Maybe Mick would stake him to a night. Mick wasn’t a bad guy. He was even some sort of distant cousin, although Flo claimed never to have heard of him. Being Italian, naturally Mick was Flo’s cousin, but she refused to recognize him because people said Mick was Maf.
Labels. Until they had a label slapped on them, nobody was a person to people like Flo or Tina. Everybody had to have a label, and if they could label a guy “faggot,” oh, man, that tickled their insides. Sure, Mick ran a few leather bars at the river end of Christopher, dark, hot places where you could find yourself somebody who liked getting whipped. Sure the cops had to be paid off steady, right up to the lieutenants, in order to keep the places open and running. Did that mean Mick was Maf?
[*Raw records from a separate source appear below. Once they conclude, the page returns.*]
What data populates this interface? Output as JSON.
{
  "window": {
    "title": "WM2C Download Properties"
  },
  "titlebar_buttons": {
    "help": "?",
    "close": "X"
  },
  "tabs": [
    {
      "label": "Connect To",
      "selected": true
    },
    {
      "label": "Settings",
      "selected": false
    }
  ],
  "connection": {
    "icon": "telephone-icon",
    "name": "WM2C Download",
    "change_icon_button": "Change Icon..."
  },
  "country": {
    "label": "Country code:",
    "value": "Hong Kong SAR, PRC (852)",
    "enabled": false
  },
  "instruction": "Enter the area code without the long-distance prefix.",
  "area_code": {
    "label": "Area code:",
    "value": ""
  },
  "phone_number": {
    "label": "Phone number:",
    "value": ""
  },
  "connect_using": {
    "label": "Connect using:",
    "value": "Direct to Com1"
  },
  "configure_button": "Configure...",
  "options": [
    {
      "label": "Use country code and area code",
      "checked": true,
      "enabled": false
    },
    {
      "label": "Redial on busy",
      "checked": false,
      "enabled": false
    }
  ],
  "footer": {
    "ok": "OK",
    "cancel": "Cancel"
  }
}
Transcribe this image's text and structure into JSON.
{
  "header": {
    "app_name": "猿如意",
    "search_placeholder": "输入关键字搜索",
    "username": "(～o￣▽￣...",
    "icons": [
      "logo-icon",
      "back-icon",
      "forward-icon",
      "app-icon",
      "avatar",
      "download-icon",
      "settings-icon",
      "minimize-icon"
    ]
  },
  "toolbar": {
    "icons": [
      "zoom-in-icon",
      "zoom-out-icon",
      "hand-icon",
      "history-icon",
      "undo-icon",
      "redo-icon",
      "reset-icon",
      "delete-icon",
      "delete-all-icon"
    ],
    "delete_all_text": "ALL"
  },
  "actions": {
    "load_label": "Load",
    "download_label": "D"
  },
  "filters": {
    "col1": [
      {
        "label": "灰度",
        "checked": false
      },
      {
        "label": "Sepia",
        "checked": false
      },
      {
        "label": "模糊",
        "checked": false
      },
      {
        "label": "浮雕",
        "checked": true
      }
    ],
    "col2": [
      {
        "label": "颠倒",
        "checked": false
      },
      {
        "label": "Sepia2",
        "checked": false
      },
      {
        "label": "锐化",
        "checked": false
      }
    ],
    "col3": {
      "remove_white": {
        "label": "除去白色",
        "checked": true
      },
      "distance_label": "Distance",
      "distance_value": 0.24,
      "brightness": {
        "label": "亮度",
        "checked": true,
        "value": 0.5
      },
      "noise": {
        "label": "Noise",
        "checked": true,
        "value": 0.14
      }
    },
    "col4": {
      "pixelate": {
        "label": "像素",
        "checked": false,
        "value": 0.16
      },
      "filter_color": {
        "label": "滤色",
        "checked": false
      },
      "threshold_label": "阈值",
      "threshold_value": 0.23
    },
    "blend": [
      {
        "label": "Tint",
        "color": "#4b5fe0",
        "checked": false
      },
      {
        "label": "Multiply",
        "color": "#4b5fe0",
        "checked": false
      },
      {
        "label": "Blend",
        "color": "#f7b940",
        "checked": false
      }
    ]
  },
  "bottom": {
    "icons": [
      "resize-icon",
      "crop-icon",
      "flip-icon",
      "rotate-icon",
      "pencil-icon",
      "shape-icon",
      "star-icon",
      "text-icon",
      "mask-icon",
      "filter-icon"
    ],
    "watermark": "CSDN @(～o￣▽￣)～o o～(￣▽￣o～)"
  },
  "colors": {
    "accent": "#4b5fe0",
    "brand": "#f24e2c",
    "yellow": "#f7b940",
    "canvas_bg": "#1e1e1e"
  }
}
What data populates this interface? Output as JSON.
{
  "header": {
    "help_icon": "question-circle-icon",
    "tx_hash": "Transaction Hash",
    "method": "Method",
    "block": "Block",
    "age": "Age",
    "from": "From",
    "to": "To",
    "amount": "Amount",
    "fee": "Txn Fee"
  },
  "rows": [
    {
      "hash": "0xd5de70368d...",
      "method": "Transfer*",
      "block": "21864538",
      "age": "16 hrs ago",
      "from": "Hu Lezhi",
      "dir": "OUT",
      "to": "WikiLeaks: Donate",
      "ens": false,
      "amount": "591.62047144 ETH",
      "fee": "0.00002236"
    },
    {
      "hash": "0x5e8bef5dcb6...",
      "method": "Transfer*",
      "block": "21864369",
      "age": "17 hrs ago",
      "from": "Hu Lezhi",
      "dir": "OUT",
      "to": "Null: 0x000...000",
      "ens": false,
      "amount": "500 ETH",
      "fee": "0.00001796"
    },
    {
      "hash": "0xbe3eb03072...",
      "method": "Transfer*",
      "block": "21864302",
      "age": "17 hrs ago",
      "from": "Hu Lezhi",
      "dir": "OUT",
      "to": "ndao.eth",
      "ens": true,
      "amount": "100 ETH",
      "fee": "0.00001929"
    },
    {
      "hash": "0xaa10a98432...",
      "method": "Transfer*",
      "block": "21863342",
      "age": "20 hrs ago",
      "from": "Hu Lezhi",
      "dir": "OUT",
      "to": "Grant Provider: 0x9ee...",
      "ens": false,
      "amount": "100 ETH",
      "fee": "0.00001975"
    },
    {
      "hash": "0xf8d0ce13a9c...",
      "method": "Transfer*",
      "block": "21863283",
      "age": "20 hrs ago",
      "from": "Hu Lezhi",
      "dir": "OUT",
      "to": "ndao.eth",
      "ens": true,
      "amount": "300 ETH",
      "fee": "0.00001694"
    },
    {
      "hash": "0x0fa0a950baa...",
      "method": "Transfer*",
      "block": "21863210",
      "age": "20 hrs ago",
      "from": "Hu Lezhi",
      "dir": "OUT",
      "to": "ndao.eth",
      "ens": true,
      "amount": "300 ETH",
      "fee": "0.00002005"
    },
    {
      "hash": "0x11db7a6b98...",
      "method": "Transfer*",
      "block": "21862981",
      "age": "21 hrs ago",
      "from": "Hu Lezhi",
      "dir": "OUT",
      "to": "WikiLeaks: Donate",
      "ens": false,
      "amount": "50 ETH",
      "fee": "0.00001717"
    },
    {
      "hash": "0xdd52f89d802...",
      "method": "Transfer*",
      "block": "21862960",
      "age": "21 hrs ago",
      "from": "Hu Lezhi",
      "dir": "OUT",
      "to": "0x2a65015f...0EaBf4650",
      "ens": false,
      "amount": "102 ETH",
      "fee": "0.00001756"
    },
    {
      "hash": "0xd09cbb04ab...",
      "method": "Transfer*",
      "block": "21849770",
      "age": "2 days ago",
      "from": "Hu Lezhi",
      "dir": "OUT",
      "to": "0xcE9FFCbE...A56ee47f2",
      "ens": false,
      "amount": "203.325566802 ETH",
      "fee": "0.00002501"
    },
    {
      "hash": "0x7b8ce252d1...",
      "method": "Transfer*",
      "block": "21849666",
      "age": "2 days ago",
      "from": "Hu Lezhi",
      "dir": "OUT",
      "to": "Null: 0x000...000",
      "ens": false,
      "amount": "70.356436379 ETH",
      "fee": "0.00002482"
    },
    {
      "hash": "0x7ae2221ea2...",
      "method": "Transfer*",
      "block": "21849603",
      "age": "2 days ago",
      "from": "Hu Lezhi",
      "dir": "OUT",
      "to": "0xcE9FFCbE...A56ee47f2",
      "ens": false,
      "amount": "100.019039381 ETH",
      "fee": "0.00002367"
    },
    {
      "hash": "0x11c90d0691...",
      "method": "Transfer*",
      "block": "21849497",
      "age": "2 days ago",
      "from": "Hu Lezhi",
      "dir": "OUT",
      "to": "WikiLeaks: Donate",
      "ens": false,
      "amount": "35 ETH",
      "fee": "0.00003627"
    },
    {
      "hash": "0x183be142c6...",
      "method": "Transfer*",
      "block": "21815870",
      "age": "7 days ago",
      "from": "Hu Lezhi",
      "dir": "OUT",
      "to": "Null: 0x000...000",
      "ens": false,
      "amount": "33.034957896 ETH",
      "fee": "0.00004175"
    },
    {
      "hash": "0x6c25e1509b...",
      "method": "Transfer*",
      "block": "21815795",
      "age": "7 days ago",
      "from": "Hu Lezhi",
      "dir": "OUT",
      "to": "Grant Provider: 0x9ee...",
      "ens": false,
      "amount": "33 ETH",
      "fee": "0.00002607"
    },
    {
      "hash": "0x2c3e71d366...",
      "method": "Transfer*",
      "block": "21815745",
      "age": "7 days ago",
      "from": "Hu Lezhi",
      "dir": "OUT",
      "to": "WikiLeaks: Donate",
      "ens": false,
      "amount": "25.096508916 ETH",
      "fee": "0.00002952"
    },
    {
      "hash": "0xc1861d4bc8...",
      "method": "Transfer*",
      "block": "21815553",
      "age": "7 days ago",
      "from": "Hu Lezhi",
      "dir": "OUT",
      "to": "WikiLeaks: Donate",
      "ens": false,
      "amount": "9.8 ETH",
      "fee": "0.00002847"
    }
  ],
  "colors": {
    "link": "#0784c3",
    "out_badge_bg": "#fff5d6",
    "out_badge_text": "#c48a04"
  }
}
It was a business expense, just like the monthly rent.
Littlejoe checked the front bar at the first leather joint. Since the time was just ten o’clock, the place was still not filled to capacity. He signaled the bartender.
“Yah?”
Joe was glad he’d left his jacket in Gino’s car. Even now, in sweaty shirt and loose tie, he looked too square to get within five city blocks of a place like this. “Mickey around?”